Today, it has been only one month since my last chemotherapy. Looking back, there’s only one thing I would have done differently. I detected the lump in my breast after a bad slam on a rail snowboarding at Park City in December of 2006. I immediately went to my general doctor, and continued to do so for a year, with the same complaint. I was told during each visit that I was way too fit, young, and healthy to be concerned. So we just said we’d “watch it”, and “watch it” is what we did. I watched it turn into the size of a plum, and then turn into a painful and potentially life-threatening cancer before anyone took me seriously, because I was young, because I was healthy, and because I was fit. Who chose 40 to be the magical age when a doctor will order testing for you or when your health insurance will even cover it for you? This all should have been prevented. I went early enough for this to be detected.

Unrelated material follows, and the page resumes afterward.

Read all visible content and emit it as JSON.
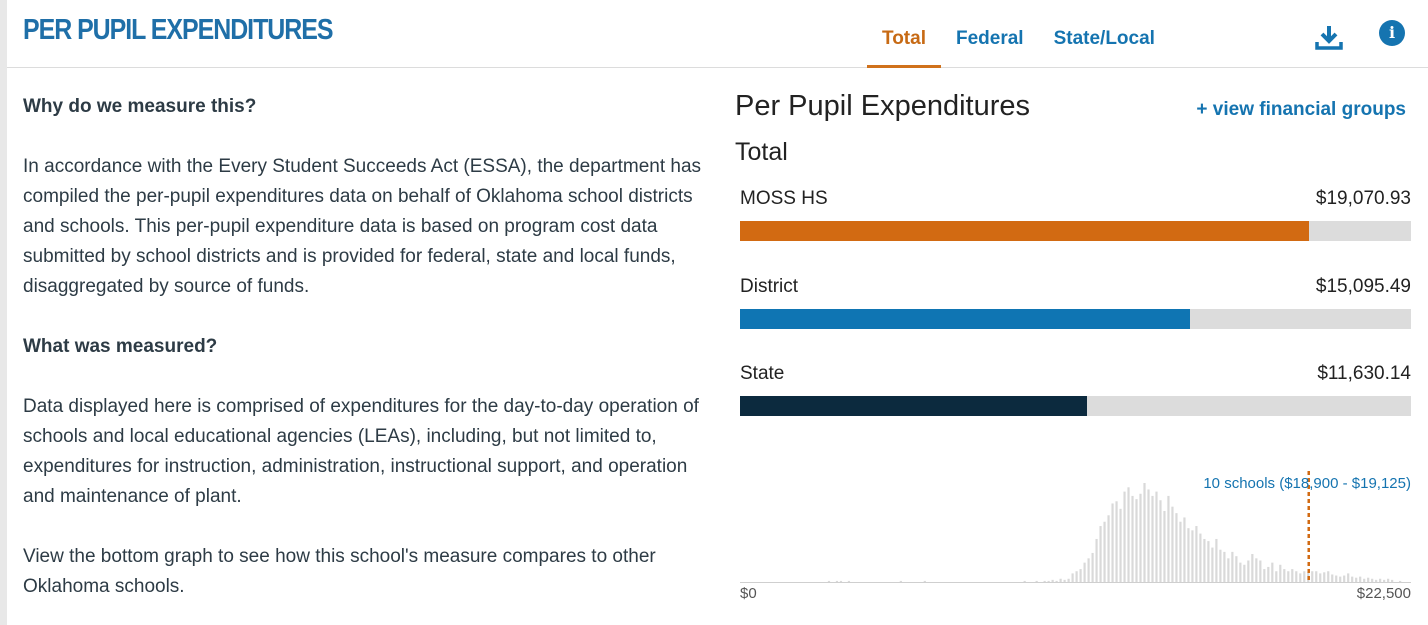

If I had to do it over, I would have forced someone to listen to me, to look at me, to try to help me save my own life before I had to go through everything I did, and come within such a close step of it. Now all I do is receive two drugs, intravenously, every three weeks for no less than five years. I get the PET/CT scan every three months to ensure the cancer isn’t coming back, and try to figure out how to live now, stress-free, and not let myself worry about getting cancer again.
There is an organization called Seventy K, which is petitioning for an adolescent and young adult cancer bill of rights. Wherein the #1 statement it makes and defends is “The right to be taken seriously when seeking medical attention to avoid late diagnosis or misdiagnosis, despite age.” Enough said, things would have been different for me if that were a law. If you feel so inclined please sign your name on their petition at www.seventyk.org.

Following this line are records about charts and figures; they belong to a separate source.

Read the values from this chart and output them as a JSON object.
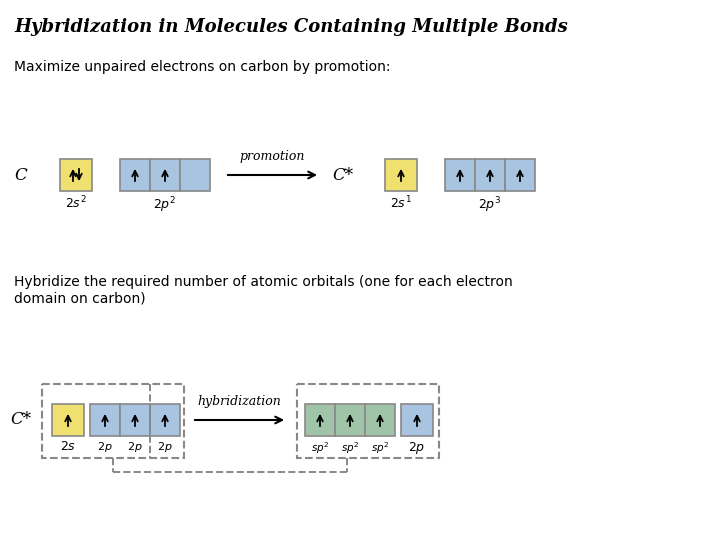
{
  "title": "Hybridization in Molecules Containing Multiple Bonds",
  "subtitle1": "Maximize unpaired electrons on carbon by promotion:",
  "subtitle2": "Hybridize the required number of atomic orbitals (one for each electron\ndomain on carbon)",
  "yellow_color": "#f0e070",
  "blue_color": "#a8c4e0",
  "green_color": "#a0c4a8",
  "box_edge_color": "#888888",
  "dashed_box_color": "#888888"
}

I’ve just found that it is not easy to share such personal things in print, but if my story can help someone, in some way, either catching cancer early, forcing your doctor to listen to you, or to console you if you are amidst this struggle, then I am happy to help. I want to help. I’ve written about such a serious thing with such a light heart and an air toward humor, because that is the way I got through this whole mess.

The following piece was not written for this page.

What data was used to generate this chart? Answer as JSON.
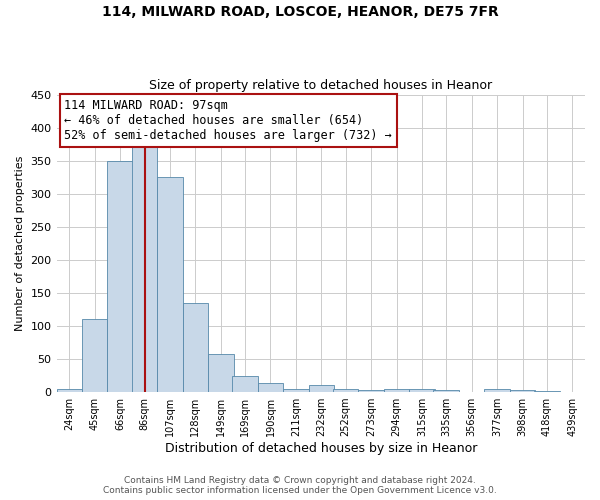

Why does it take something like cancer to make us slow down or just STOP for a minute? Why does it take something like cancer to enjoy the people around us, to enjoy ourselves, to prioritize in accordance to what really is important, to realize the real way we need to live and how to live with those around us, and to take care of our bodies and our minds? Optimism, faith in God and myself, surrounding myself with wonderful people, and keeping the right thoughts in my mind saved me. Imagine what it can do for you, in your life, every single day.